A multicultural community COVID-19 testing site offering services in a dozen Asian languages, including Chinese, Tagalog and Mongolian, conducted its first tests in Oakland’s Chinatown on Tuesday, community leaders said.
The testing site in Madison Park at 810 Jackson St. is open to everyone whether or not someone identifies as Asian American or Pacific Islander. Neither payment nor insurance is required to get tested and no one will be asked about their immigration status.
People interested in getting tested also do not need to be a patient at Asian Health Services, which is partnering with Alameda County to stand up the site.
Oakland Mayor Libby Schaaf told the immigrant community that Asian Health Services “is a place that you can trust.”
She said the organization will provide not only testing but other services to cope with the results as well as the emotional and economic impacts of the novel coronavirus.
“We are fighting back against being blamed and ignored in this pandemic,” CEO of Asian Health Services Sherry Hirota said in a statement.
“Our community masked early, felt the rise in anti-Asian hate and went underground,” she said. “Now we must ensure that each of us is safe and supported.”
The testing site is open Tuesdays from noon to 7 p.m. and Thursdays and Fridays from 8 a.m. to 4 p.m. People who want to get tested can make an appointment at www.color.com/AHS. For help, people can call the multilingual line at Asian Health Services at (510) 735-3222.

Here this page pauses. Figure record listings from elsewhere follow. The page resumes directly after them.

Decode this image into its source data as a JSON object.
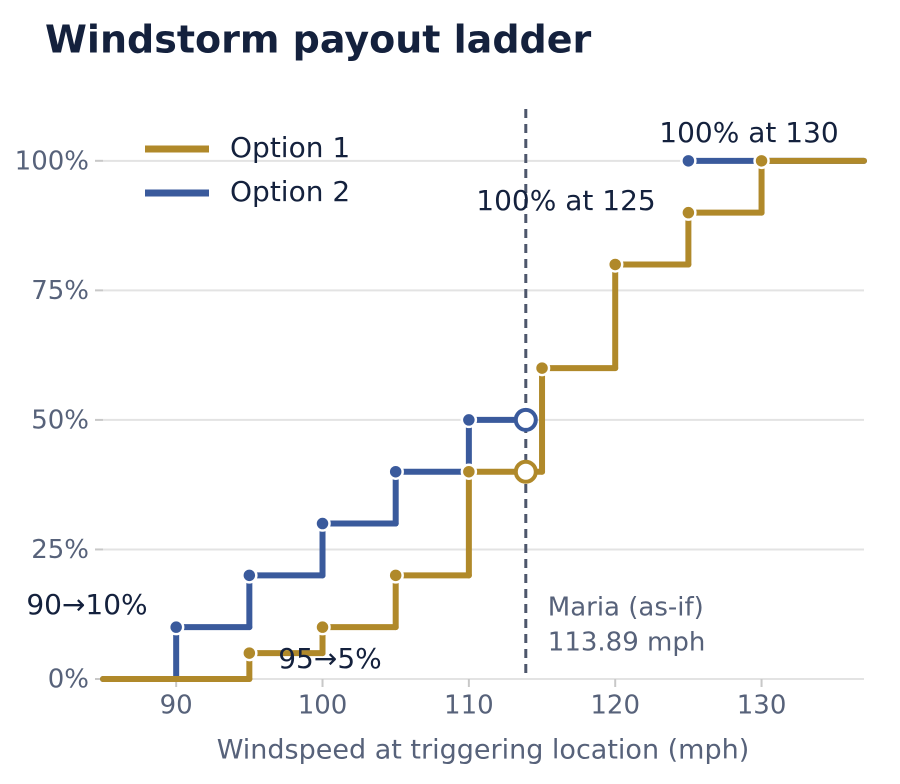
{
  "chart_data": {
    "type": "step",
    "title": "Windstorm payout ladder",
    "xlabel": "Windspeed at triggering location (mph)",
    "xlim": [
      85,
      137
    ],
    "ylim": [
      0,
      110
    ],
    "xticks": [
      90,
      100,
      110,
      120,
      130
    ],
    "yticks": [
      {
        "value": 0,
        "label": "0%"
      },
      {
        "value": 25,
        "label": "25%"
      },
      {
        "value": 50,
        "label": "50%"
      },
      {
        "value": 75,
        "label": "75%"
      },
      {
        "value": 100,
        "label": "100%"
      }
    ],
    "grid": true,
    "legend": "upper left",
    "series": [
      {
        "name": "Option 1",
        "color": "#b0892a",
        "x": [
          85,
          95,
          100,
          105,
          110,
          115,
          120,
          125,
          130
        ],
        "values": [
          0,
          5,
          10,
          20,
          40,
          60,
          80,
          90,
          100
        ]
      },
      {
        "name": "Option 2",
        "color": "#3a5a9c",
        "x": [
          85,
          90,
          95,
          100,
          105,
          110,
          113.89,
          125
        ],
        "values": [
          0,
          10,
          20,
          30,
          40,
          50,
          null,
          100
        ]
      }
    ],
    "trigger": {
      "x": 113.89,
      "label": "Maria (as-if)",
      "sublabel": "113.89 mph",
      "values": [
        40,
        50
      ]
    },
    "annotations": [
      "100% at 130",
      "100% at 125",
      "90→10%",
      "95→5%"
    ]
  }
}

Julia Liou, chief deputy of administration for Asian Health Services, said like Schaaf that Tuesday’s launch is about more than testing. The launch is also about the outreach and followup afterward, she said.

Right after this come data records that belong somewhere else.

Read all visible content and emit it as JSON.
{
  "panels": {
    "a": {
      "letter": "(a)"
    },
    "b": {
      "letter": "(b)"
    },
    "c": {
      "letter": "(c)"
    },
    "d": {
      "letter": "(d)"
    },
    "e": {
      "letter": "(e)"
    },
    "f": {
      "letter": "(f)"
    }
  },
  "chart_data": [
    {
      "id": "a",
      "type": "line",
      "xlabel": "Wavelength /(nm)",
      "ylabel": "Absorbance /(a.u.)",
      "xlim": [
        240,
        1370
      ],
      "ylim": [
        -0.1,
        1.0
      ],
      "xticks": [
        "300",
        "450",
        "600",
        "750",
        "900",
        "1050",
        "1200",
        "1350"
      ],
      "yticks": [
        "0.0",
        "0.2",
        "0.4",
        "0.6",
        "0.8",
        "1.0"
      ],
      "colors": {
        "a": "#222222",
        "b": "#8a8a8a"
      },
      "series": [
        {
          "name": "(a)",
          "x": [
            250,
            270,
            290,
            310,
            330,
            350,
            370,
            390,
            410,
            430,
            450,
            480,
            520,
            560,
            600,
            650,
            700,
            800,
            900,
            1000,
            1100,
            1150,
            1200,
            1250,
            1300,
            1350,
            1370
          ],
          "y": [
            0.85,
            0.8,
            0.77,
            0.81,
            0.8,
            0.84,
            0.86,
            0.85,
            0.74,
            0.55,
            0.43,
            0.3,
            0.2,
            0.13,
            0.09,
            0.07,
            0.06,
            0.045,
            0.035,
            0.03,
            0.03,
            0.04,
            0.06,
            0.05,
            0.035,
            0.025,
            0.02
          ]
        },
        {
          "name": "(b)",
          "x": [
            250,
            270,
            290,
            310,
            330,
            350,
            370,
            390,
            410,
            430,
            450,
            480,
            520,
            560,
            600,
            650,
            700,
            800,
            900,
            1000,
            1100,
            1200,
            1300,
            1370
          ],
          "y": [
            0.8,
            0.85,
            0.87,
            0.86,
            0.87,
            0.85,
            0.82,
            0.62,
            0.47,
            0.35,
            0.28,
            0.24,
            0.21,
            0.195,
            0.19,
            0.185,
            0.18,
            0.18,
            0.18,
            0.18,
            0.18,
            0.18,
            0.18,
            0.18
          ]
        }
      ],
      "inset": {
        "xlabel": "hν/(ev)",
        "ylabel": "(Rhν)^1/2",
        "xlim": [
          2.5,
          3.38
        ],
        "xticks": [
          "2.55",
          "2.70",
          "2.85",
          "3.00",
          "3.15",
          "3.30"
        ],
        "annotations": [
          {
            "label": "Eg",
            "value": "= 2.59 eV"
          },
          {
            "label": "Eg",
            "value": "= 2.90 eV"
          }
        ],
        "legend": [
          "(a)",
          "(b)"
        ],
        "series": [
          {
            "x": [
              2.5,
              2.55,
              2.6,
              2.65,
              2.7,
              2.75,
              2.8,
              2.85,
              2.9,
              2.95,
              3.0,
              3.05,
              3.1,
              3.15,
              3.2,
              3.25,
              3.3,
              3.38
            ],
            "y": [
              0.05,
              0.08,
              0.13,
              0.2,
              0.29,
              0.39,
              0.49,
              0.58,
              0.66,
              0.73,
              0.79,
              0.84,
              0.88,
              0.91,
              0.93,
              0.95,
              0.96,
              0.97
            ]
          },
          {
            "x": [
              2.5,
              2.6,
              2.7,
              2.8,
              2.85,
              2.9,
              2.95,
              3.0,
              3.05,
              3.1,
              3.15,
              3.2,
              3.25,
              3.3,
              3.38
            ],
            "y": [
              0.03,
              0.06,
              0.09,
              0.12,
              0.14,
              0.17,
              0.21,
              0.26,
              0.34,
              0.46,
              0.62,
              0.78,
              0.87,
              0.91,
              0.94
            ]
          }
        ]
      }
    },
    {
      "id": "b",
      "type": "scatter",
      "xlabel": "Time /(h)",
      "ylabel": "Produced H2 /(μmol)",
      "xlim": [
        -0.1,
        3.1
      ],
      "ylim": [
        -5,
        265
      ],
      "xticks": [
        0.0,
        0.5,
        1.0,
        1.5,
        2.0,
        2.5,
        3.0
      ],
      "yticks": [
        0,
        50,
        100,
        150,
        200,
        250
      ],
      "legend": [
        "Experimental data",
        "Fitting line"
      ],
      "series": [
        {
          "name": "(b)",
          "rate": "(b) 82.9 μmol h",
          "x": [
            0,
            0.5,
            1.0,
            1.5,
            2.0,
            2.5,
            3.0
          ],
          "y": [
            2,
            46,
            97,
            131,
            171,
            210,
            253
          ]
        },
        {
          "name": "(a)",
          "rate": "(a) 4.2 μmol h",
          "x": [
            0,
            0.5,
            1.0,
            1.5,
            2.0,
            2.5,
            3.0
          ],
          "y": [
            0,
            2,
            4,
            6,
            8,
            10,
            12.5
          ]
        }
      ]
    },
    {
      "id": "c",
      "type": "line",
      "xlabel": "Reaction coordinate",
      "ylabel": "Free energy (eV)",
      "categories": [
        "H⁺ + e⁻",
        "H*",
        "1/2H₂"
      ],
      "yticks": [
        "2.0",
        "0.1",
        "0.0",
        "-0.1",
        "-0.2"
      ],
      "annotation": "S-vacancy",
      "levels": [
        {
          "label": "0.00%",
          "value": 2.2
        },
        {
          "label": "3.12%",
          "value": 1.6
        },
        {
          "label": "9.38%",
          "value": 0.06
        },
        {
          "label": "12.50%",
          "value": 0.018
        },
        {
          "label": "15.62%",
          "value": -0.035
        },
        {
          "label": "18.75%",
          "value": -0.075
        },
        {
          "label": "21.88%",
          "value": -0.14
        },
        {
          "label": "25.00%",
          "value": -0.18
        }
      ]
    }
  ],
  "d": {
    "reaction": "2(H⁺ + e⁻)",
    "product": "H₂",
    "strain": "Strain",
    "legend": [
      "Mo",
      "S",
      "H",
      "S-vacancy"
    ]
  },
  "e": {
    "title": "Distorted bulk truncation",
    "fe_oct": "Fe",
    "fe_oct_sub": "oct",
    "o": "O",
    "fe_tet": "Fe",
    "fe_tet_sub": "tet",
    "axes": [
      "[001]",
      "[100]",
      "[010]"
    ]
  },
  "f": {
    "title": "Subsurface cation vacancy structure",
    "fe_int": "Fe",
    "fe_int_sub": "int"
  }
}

If someone tests positive then they will likely need culturally and linguistically competent counseling and support, which Asian Health Services can provide.

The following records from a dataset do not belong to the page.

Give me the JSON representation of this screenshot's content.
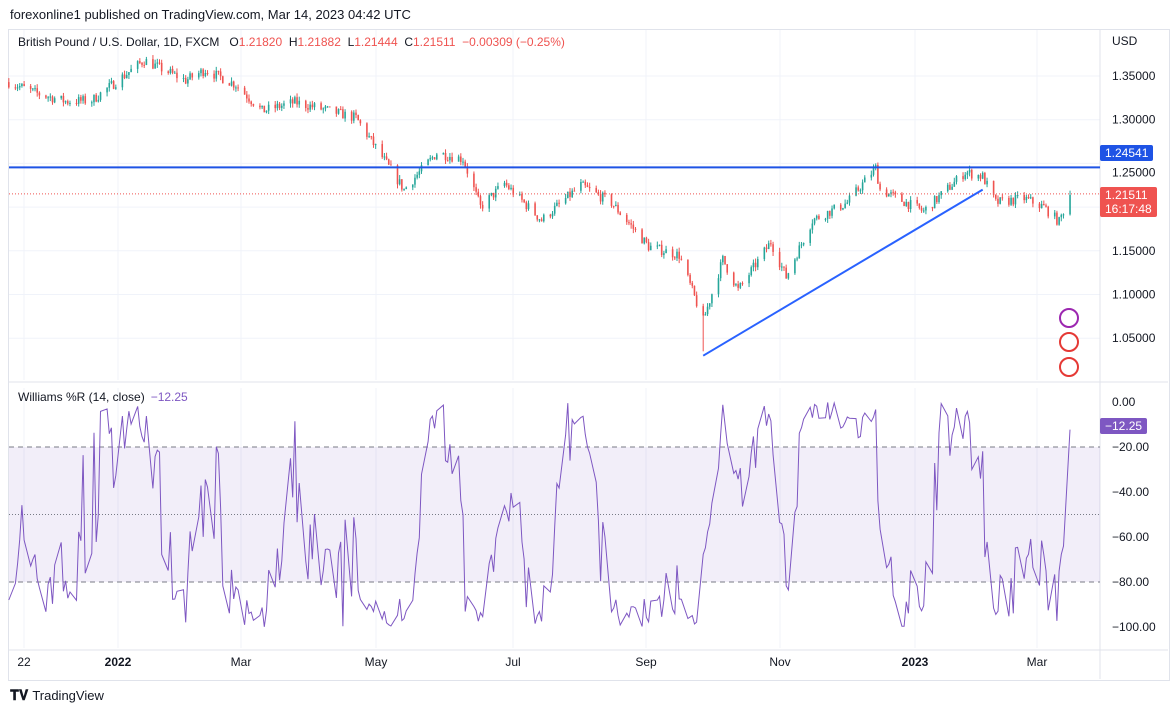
{
  "header": {
    "published": "forexonline1 published on TradingView.com, Mar 14, 2023 04:42 UTC"
  },
  "legend": {
    "symbol": "British Pound / U.S. Dollar, 1D, FXCM",
    "o_label": "O",
    "o": "1.21820",
    "h_label": "H",
    "h": "1.21882",
    "l_label": "L",
    "l": "1.21444",
    "c_label": "C",
    "c": "1.21511",
    "change": "−0.00309 (−0.25%)"
  },
  "price_axis": {
    "currency": "USD",
    "ticks": [
      "1.35000",
      "1.30000",
      "1.25000",
      "1.15000",
      "1.10000",
      "1.05000"
    ],
    "level_tag": "1.24541",
    "last_price": "1.21511",
    "countdown": "16:17:48"
  },
  "indicator": {
    "name": "Williams %R (14, close)",
    "value": "−12.25",
    "tag": "−12.25",
    "ticks": [
      "0.00",
      "−20.00",
      "−40.00",
      "−60.00",
      "−80.00",
      "−100.00"
    ]
  },
  "time_axis": [
    "22",
    "2022",
    "Mar",
    "May",
    "Jul",
    "Sep",
    "Nov",
    "2023",
    "Mar"
  ],
  "footer": {
    "brand": "TradingView"
  },
  "colors": {
    "up": "#26a69a",
    "down": "#ef5350",
    "level_line": "#1e53e5",
    "trend_line": "#2962ff",
    "wpr": "#7e57c2"
  },
  "chart_data": {
    "type": "candlestick",
    "title": "British Pound / U.S. Dollar, 1D, FXCM",
    "ylim": [
      1.01,
      1.39
    ],
    "horizontal_level": 1.24541,
    "trend_line": [
      [
        "2022-09-26",
        1.03
      ],
      [
        "2023-02-01",
        1.22
      ]
    ],
    "approx_close_path": [
      [
        "2021-11-12",
        1.343
      ],
      [
        "2021-11-25",
        1.33
      ],
      [
        "2021-12-08",
        1.321
      ],
      [
        "2021-12-20",
        1.322
      ],
      [
        "2022-01-13",
        1.368
      ],
      [
        "2022-02-01",
        1.345
      ],
      [
        "2022-02-10",
        1.357
      ],
      [
        "2022-02-24",
        1.34
      ],
      [
        "2022-03-08",
        1.31
      ],
      [
        "2022-03-23",
        1.32
      ],
      [
        "2022-04-08",
        1.31
      ],
      [
        "2022-04-20",
        1.302
      ],
      [
        "2022-05-12",
        1.22
      ],
      [
        "2022-05-27",
        1.262
      ],
      [
        "2022-06-08",
        1.255
      ],
      [
        "2022-06-16",
        1.2
      ],
      [
        "2022-06-27",
        1.227
      ],
      [
        "2022-07-14",
        1.185
      ],
      [
        "2022-08-01",
        1.225
      ],
      [
        "2022-08-15",
        1.205
      ],
      [
        "2022-09-01",
        1.155
      ],
      [
        "2022-09-15",
        1.145
      ],
      [
        "2022-09-26",
        1.07
      ],
      [
        "2022-10-05",
        1.14
      ],
      [
        "2022-10-12",
        1.105
      ],
      [
        "2022-10-27",
        1.16
      ],
      [
        "2022-11-03",
        1.12
      ],
      [
        "2022-11-15",
        1.185
      ],
      [
        "2022-12-01",
        1.205
      ],
      [
        "2022-12-14",
        1.245
      ],
      [
        "2022-12-16",
        1.22
      ],
      [
        "2023-01-05",
        1.195
      ],
      [
        "2023-01-24",
        1.24
      ],
      [
        "2023-02-01",
        1.235
      ],
      [
        "2023-02-07",
        1.205
      ],
      [
        "2023-02-20",
        1.21
      ],
      [
        "2023-03-01",
        1.2
      ],
      [
        "2023-03-08",
        1.183
      ],
      [
        "2023-03-13",
        1.215
      ]
    ],
    "williams_r": {
      "period": 14,
      "last": -12.25,
      "levels": [
        -20,
        -50,
        -80
      ],
      "ylim": [
        -100,
        0
      ]
    }
  }
}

A recent survey by Asian Health Services of 1,300 Asian Americans in Alameda County showed high rates of anxiety and fear, job loss and severe lack of food and income during the pandemic.
The testing rate among the respondents was a mere 3 percent, compared to an average of 10 percent among all ethnicities in California.
Hirota said her organization wants to make sure the Asian and Pacific Islander community has access to testing, education, counseling, referrals, case management and compassion in a language and culture they are comfortable with.
“This is a place for total care,” said Oakland City Councilwoman Nikki Fortunato Bas, whose district includes Chinatown.
The testing site, Bas said, “is a model for the entire state.”
“We feel confident that we’re going to get our community tested,” said Colleen Chawla, director of the Alameda County Health Care Services Agency.